Now, however, the free ride may be over. The court is apparently on the verge of overturning Roe v. Wade as well as a later case upholding abortion rights, Planned Parenthood v. Casey. If that happens, the authority to regulate abortion will return to the people of each state and their elected representatives. That puts state lawmakers in a new political world. They’re going to have to deal with the rest of the voters.
“Abortion presents a profound moral issue on which Americans hold sharply conflicting views,” Justice Samuel Alito wrote in his leaked draft opinion in Dobbs v. Jackson Women’s Health Organization. “Some believe fervently that a human person comes into being at conception and that abortion ends an innocent life. Others feel just as strongly that any regulation of abortion invades a woman’s right to control her own body and prevents women from achieving full equality. Still others in a third group think that abortion should be allowed under some but not all circumstances, and those within this group hold a variety of views about the particular restrictions that should be imposed.”
Gov. Gavin Newsom and state legislative leaders are clearly in the second group. On Wednesday, a news release from the governor’s office declared that they are advancing a state constitutional amendment to “enshrine the right to an abortion.”
A constitutional amendment would need a two-thirds vote in both the Assembly and the state Senate to get on the November ballot, and then it would need approval by a majority of voters to become part of the state constitution.
But on this issue, details are destiny. Will the amendment guarantee the right to an abortion at any stage of pregnancy? Would that attract majority support in California?
Even in the Golden State, Justice Alito’s observation about sharply conflicting views may apply. We’ll all find out together when the first draft of the amendment is introduced in the Legislature.
The politics are unpredictable. Lawmakers will have to vote on a measure that’s in writing, not in theory. Then they’ll have to explain their vote to constituents who may disagree. That’s very different from the rhetorical license they’ve had up until now to say anything that excited “the base” and drove up fundraising numbers.
The amendment “enshrining” a right to abortion is only one of the quicksand pits into which state politicians are marching. Newsom unveiled what he called a “Reproductive Health Package” that will spend tens of millions of your tax dollars to “help prepare for the influx of people seeking reproductive health care from other states.” How much are California voters willing to pay for the abortions of out-of-state residents? Lawmakers may find that some policies are easier to support in the abstract than in the budget.
All the difficult questions will have to be answered. If the leaked draft turns out to be the Court’s opinion, then in Alito’s words, “we thus return the power to weigh those arguments to the people and their elected representatives.”
And it’s looking like “when,” not “if.” Politico, which first published the leaked opinion, followed up with a story this week reporting that no justices have switched their votes and no other draft opinions have been circulated. The leaking continues.

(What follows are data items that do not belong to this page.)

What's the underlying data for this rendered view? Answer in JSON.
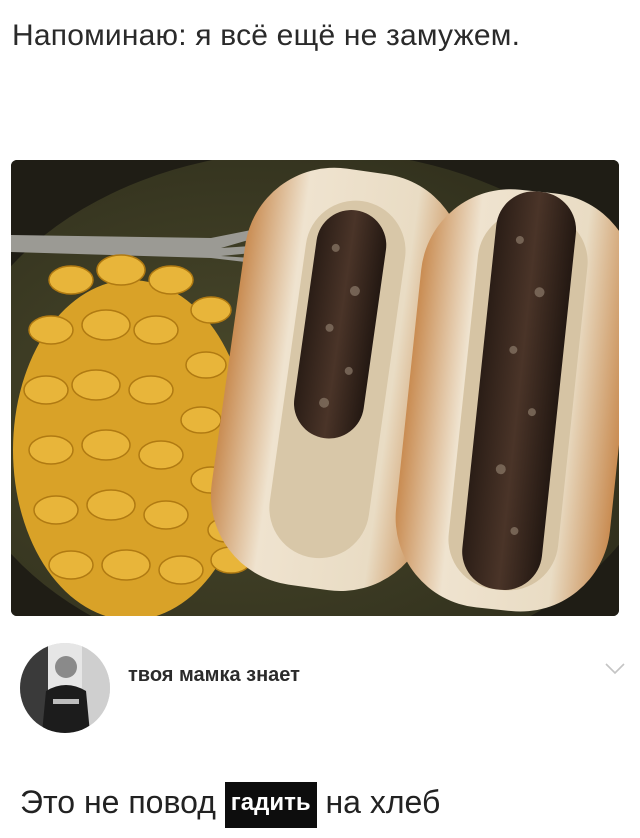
{
  "post": {
    "text": "Напоминаю: я всё ещё не замужем."
  },
  "photo": {
    "icon": "food-photo"
  },
  "comment": {
    "username": "твоя мамка знает",
    "caption_before": "Это не повод ",
    "caption_highlight": "гадить",
    "caption_after": " на хлеб"
  },
  "colors": {
    "highlight_bg": "#0d0d0d",
    "highlight_text": "#ffffff"
  }
}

“We do not pretend to know how our political system or society will respond to today’s decision overruling Roe and Casey,” Alito stated in the draft, which was written in February. “And even if we could foresee what will happen, we would have no authority to let that knowledge influence our decision.”

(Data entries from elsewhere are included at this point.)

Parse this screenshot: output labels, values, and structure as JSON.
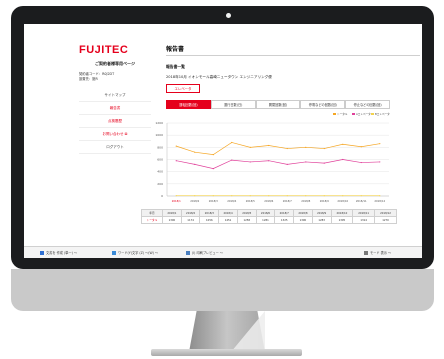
{
  "colors": {
    "brand": "#e5001c",
    "series_total": "#f5a623",
    "series_a": "#e0409a",
    "series_b": "#f3d24c"
  },
  "sidebar": {
    "logo": "FUJITEC",
    "title": "ご契約者様専用ページ",
    "user_lines": [
      "契約者コード：R0J2DT",
      "設置先：施R"
    ],
    "items": [
      {
        "label": "サイトマップ",
        "style": "normal"
      },
      {
        "label": "報告書",
        "style": "active"
      },
      {
        "label": "点検履歴",
        "style": "red"
      },
      {
        "label": "お問い合わせ ⊠",
        "style": "red"
      },
      {
        "label": "ログアウト",
        "style": "normal"
      }
    ]
  },
  "main": {
    "heading": "報告書",
    "subheading": "報告書一覧",
    "description": "2018年10月 イオンモール高崎ニュータウン エンジニアリング便",
    "small_tab": "エレベータ",
    "tabs": [
      {
        "label": "運転回数(回)",
        "active": true
      },
      {
        "label": "運行日数(日)",
        "active": false
      },
      {
        "label": "開閉回数(回)",
        "active": false
      },
      {
        "label": "停電などの回数(回)",
        "active": false
      },
      {
        "label": "停止などの回数(回)",
        "active": false
      }
    ]
  },
  "chart_data": {
    "type": "line",
    "legend": [
      "トータル",
      "Aエレベータ",
      "Bエレベータ"
    ],
    "legend_position": "top-right",
    "yticks": [
      "1200",
      "1000",
      "800",
      "600",
      "400",
      "200",
      "0"
    ],
    "ylim": [
      0,
      1200
    ],
    "grid": true,
    "x": [
      "2018/1",
      "2018/2",
      "2018/3",
      "2018/4",
      "2018/5",
      "2018/6",
      "2018/7",
      "2018/8",
      "2018/9",
      "2018/10",
      "2018/11",
      "2018/12"
    ],
    "first_label_highlight": "2018/1",
    "series": [
      {
        "name": "トータル",
        "color": "#f5a623",
        "values": [
          820,
          720,
          680,
          880,
          800,
          830,
          780,
          800,
          780,
          850,
          810,
          860
        ]
      },
      {
        "name": "Aエレベータ",
        "color": "#e0409a",
        "values": [
          580,
          520,
          450,
          590,
          560,
          580,
          520,
          560,
          540,
          600,
          550,
          560
        ]
      },
      {
        "name": "Bエレベータ",
        "color": "#f3d24c",
        "values": [
          5,
          5,
          5,
          5,
          5,
          5,
          5,
          5,
          5,
          5,
          5,
          5
        ]
      }
    ]
  },
  "table": {
    "header": [
      "年月",
      "2018/1",
      "2018/2",
      "2018/3",
      "2018/4",
      "2018/5",
      "2018/6",
      "2018/7",
      "2018/8",
      "2018/9",
      "2018/10",
      "2018/11",
      "2018/12"
    ],
    "row": [
      "トータル",
      "1300",
      "1174",
      "1056",
      "1451",
      "1258",
      "1281",
      "1325",
      "1390",
      "1283",
      "1395",
      "1314",
      "1270"
    ]
  },
  "taskbar": [
    {
      "icon": "flag-icon",
      "label": "文書を 作成 (単一) ～"
    },
    {
      "icon": "printer-icon",
      "label": "ワード(Y)文字 (Z) ～(W) ～"
    },
    {
      "icon": "document-icon",
      "label": "(I) 印刷プレビュー ～"
    },
    {
      "icon": "zoom-icon",
      "label": "モード 表示 ～"
    }
  ]
}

That statement is certainly being put to the test. The leak of the draft opinion has been quite the dress rehearsal. Someone wanted the justices to see exactly how our political system and society would respond to the decision. Someone wanted that knowledge to influence at least one vote.
It’s unlikely that the five justices in this apparent majority will change their minds, even in the face of illegal picketing outside their homes with the tacit approval of the White House. The draft opinion states that Roe v. Wade was wrongly decided—“egregiously wrong from the start”—and the Supreme Court does not have the authority to decide how abortion may be regulated in the states.

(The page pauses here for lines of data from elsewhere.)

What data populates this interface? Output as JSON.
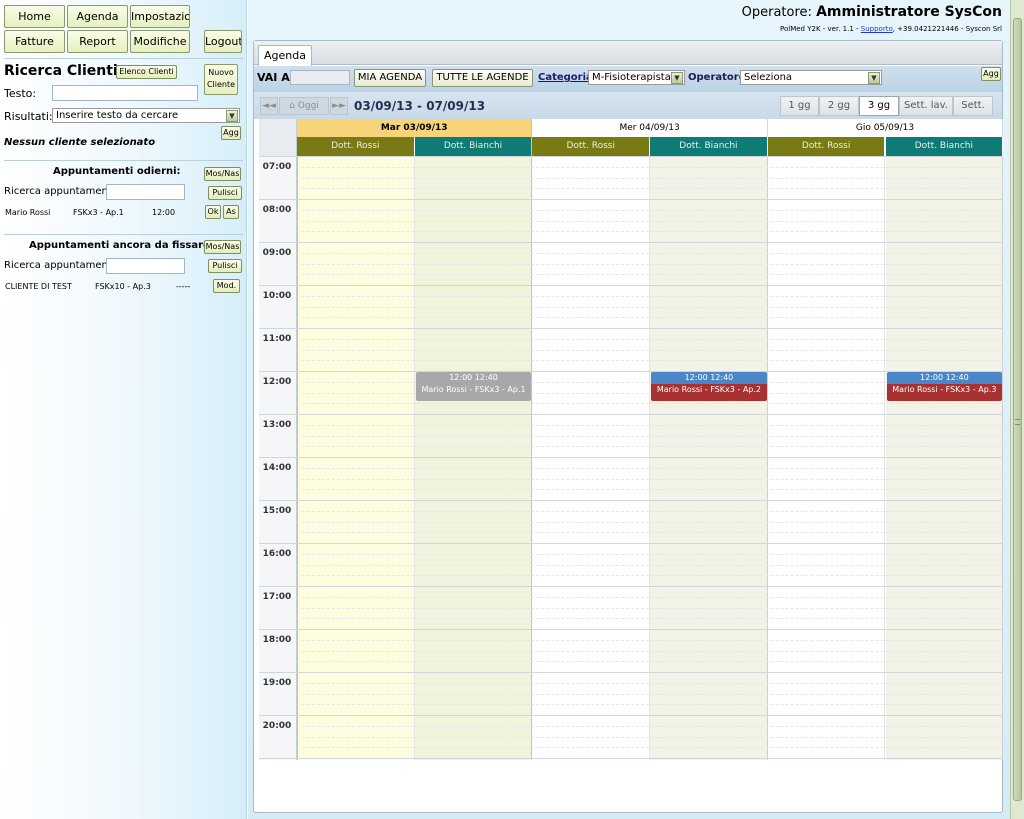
{
  "nav": {
    "home": "Home",
    "agenda": "Agenda",
    "impostazioni": "Impostazioni",
    "fatture": "Fatture",
    "report": "Report",
    "modifiche": "Modifiche",
    "logout": "Logout"
  },
  "search": {
    "title": "Ricerca Clienti:",
    "elenco_btn": "Elenco Clienti",
    "nuovo_btn": "Nuovo Cliente",
    "testo_label": "Testo:",
    "testo_value": "",
    "risultati_label": "Risultati:",
    "risultati_value": "Inserire testo da cercare",
    "agg_btn": "Agg",
    "no_client": "Nessun cliente selezionato"
  },
  "today": {
    "title": "Appuntamenti odierni:",
    "mos_btn": "Mos/Nas",
    "search_label": "Ricerca appuntamenti:",
    "pulisci_btn": "Pulisci",
    "row": {
      "name": "Mario Rossi",
      "code": "FSKx3 - Ap.1",
      "time": "12:00",
      "ok": "Ok",
      "as": "As"
    }
  },
  "pending": {
    "title": "Appuntamenti ancora da fissare:",
    "mos_btn": "Mos/Nas",
    "search_label": "Ricerca appuntamenti:",
    "pulisci_btn": "Pulisci",
    "row": {
      "name": "CLIENTE DI TEST",
      "code": "FSKx10 - Ap.3",
      "time": "-----",
      "mod": "Mod."
    }
  },
  "header": {
    "operatore_label": "Operatore:",
    "operatore_name": "Amministratore SysCon",
    "version": "PolMed Y2K - ver. 1.1 -",
    "supporto": "Supporto",
    "contact": ", +39.0421221446 - Syscon Srl"
  },
  "agenda": {
    "tab": "Agenda",
    "vai_label": "VAI A:",
    "mia_btn": "MIA AGENDA",
    "tutte_btn": "TUTTE LE AGENDE",
    "categoria_label": "Categoria:",
    "categoria_value": "M-Fisioterapista",
    "operatore_label": "Operatore:",
    "operatore_value": "Seleziona",
    "agg_btn": "Agg",
    "prev": "◄◄",
    "oggi": "Oggi",
    "next": "►►",
    "range": "03/09/13 - 07/09/13",
    "views": [
      "1 gg",
      "2 gg",
      "3 gg",
      "Sett. lav.",
      "Sett."
    ],
    "active_view": "3 gg"
  },
  "calendar": {
    "days": [
      {
        "label": "Mar 03/09/13",
        "today": true
      },
      {
        "label": "Mer 04/09/13",
        "today": false
      },
      {
        "label": "Gio 05/09/13",
        "today": false
      }
    ],
    "doctors": [
      "Dott. Rossi",
      "Dott. Bianchi",
      "Dott. Rossi",
      "Dott. Bianchi",
      "Dott. Rossi",
      "Dott. Bianchi"
    ],
    "hours": [
      "07:00",
      "08:00",
      "09:00",
      "10:00",
      "11:00",
      "12:00",
      "13:00",
      "14:00",
      "15:00",
      "16:00",
      "17:00",
      "18:00",
      "19:00",
      "20:00"
    ],
    "appointments": [
      {
        "column": 1,
        "time": "12:00 12:40",
        "desc": "Mario Rossi - FSKx3 - Ap.1",
        "head_color": "#a8a8a8",
        "body_color": "#a8a8a8"
      },
      {
        "column": 3,
        "time": "12:00 12:40",
        "desc": "Mario Rossi - FSKx3 - Ap.2",
        "head_color": "#4a86c8",
        "body_color": "#a83232"
      },
      {
        "column": 5,
        "time": "12:00 12:40",
        "desc": "Mario Rossi - FSKx3 - Ap.3",
        "head_color": "#4a86c8",
        "body_color": "#a83232"
      }
    ]
  },
  "colors": {
    "rossi_header": "#7a7a14",
    "bianchi_header": "#0f7b76",
    "today_header": "#f7d37a",
    "today_bg": "#fefde0",
    "today_alt_bg": "#f2f3dc",
    "alt_bg": "#f3f2e6"
  }
}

Alito wrote that the Court “usurped the power” from the people and their elected representatives.
That has happened many times. Roe v. Wade was just one of a long series of landmark Supreme Court decisions that abruptly transferred policy-making powers from state governments to federal courts. Many of these decisions were controversial at the time, and all for the same reason—whether the policy that resulted was good or bad, the Supreme Court has no authority under the Constitution to make policy. The framers left policy-making to the people’s elected representatives.
If Alito’s draft opinion becomes the real thing, state lawmakers may have some difficult votes ahead. That could leave many of them, and their fundraisers, yearning for the days of the free ride.